Sam Brockington Lab, Dept. of Plant Sciences, University of Cambridge
I am interested in content mining to aid efficient synthesis of data and knowledge from the academic literature. Evolutionary biology spans thousands of journals leaving relevant content scattered in unstructured, heterogeneous ways. Extracting the bigger picture from the morass of academic literature is my goal.
There are over 114 million scholarly documents available on the web, with millions more being added every year at an ever increasing rate. They are unhelpfully scattered across tens of thousands of journals and no-one has access to them all. For my PhD I grappled with the use of fossils in phylogeny. I found the state of data availability in my field to be poor and there were many different interesting barriers to effective re-use of data. I spent a truly incredible amount of time scraping data out of PDFs and emailing authors (mostly unsuccessfully) for data.
This set me on a path to explore more efficient methods of information retrieval, extraction and re-use from published academic content. In my research I have explored how information in certain journals, beyond the title and abstract, is nearly invisible to all, even Google Scholar.
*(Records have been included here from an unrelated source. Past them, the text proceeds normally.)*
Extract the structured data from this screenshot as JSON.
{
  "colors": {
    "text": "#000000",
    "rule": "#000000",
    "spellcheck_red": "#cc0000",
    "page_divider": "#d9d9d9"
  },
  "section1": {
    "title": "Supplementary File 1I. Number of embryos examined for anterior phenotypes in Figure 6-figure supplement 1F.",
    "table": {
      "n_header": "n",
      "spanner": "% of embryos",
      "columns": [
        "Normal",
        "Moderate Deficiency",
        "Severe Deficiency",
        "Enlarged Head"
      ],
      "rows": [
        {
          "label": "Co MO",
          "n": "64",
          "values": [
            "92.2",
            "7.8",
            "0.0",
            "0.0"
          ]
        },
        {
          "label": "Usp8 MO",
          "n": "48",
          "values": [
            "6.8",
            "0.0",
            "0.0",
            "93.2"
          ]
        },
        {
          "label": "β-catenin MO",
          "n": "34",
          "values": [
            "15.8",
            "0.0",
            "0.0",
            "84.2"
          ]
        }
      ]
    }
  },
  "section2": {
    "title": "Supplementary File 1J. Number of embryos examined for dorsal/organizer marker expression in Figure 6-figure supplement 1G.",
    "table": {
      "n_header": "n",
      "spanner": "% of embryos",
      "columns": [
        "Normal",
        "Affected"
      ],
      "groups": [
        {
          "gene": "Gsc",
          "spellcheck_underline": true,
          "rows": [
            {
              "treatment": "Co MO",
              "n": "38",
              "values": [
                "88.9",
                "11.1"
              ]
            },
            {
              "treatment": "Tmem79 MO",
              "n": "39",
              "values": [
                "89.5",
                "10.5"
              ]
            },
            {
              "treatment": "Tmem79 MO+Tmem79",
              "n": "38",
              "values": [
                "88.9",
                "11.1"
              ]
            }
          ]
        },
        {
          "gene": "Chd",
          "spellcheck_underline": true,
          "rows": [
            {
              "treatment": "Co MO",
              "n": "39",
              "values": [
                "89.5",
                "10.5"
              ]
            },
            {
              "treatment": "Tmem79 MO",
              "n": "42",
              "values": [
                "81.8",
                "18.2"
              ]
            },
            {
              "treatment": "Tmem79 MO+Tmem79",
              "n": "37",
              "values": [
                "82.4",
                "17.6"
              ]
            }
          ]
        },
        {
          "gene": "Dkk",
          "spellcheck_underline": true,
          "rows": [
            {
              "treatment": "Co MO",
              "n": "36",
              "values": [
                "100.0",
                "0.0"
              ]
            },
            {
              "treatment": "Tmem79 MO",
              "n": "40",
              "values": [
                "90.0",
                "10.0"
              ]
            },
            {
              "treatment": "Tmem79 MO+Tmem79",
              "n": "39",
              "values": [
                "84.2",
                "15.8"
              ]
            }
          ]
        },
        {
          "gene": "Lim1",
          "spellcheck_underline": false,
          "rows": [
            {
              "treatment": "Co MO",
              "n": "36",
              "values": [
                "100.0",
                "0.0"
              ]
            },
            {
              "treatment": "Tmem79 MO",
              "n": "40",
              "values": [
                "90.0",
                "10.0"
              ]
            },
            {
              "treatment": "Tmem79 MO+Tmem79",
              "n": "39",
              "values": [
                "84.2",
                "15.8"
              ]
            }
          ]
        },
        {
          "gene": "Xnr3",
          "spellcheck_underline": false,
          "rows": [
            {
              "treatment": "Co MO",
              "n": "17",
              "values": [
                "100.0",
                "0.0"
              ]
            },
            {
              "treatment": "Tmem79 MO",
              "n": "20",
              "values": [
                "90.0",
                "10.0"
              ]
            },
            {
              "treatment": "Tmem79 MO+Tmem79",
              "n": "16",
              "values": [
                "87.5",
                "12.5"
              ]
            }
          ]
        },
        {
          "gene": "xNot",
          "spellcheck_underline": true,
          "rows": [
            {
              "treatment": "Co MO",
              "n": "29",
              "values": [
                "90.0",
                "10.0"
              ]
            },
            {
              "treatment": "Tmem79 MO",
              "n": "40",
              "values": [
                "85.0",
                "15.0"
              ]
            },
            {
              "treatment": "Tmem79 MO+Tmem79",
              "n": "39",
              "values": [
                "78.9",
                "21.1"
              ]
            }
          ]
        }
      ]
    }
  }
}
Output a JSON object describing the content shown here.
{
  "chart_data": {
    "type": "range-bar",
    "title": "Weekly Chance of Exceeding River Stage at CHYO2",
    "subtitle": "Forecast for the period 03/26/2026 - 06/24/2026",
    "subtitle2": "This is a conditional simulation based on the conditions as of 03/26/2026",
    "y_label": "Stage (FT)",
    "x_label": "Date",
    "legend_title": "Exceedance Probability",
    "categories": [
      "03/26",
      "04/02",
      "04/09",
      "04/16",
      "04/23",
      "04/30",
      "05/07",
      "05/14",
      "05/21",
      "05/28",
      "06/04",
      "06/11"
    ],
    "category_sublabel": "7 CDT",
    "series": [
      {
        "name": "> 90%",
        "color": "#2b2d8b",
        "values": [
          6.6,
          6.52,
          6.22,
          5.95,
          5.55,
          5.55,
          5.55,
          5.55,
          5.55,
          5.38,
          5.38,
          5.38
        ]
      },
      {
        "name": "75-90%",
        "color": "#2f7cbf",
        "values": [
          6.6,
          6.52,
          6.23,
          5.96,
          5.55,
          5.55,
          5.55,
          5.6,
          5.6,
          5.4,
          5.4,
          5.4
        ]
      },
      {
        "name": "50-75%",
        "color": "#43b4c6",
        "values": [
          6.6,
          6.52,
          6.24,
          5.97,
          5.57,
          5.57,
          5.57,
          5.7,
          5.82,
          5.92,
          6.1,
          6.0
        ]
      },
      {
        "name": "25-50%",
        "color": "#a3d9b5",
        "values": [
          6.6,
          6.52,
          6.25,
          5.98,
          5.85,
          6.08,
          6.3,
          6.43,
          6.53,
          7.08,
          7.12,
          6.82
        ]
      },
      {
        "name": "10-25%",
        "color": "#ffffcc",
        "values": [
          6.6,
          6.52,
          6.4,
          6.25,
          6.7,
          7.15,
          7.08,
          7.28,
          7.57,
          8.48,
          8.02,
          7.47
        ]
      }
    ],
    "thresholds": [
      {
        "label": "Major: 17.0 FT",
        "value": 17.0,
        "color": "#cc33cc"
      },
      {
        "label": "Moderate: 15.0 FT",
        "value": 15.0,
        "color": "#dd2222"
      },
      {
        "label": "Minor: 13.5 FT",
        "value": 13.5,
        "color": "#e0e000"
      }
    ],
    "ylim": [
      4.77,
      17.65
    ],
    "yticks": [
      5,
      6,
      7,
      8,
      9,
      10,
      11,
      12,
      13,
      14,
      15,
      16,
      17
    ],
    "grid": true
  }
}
I have also helped an international collaboration assess the state of public data sharing in phylogenetics; we found that less than 4% of phylogenetic studies published in 2010 publicly archived machine-readable data. I also work to make the processes and platforms of scientific publishing more re-use friendly too with the journal Research Ideas and Outcomes. I blog regularly about my research and barriers to research where you can read in more detail about what I'm doing right now.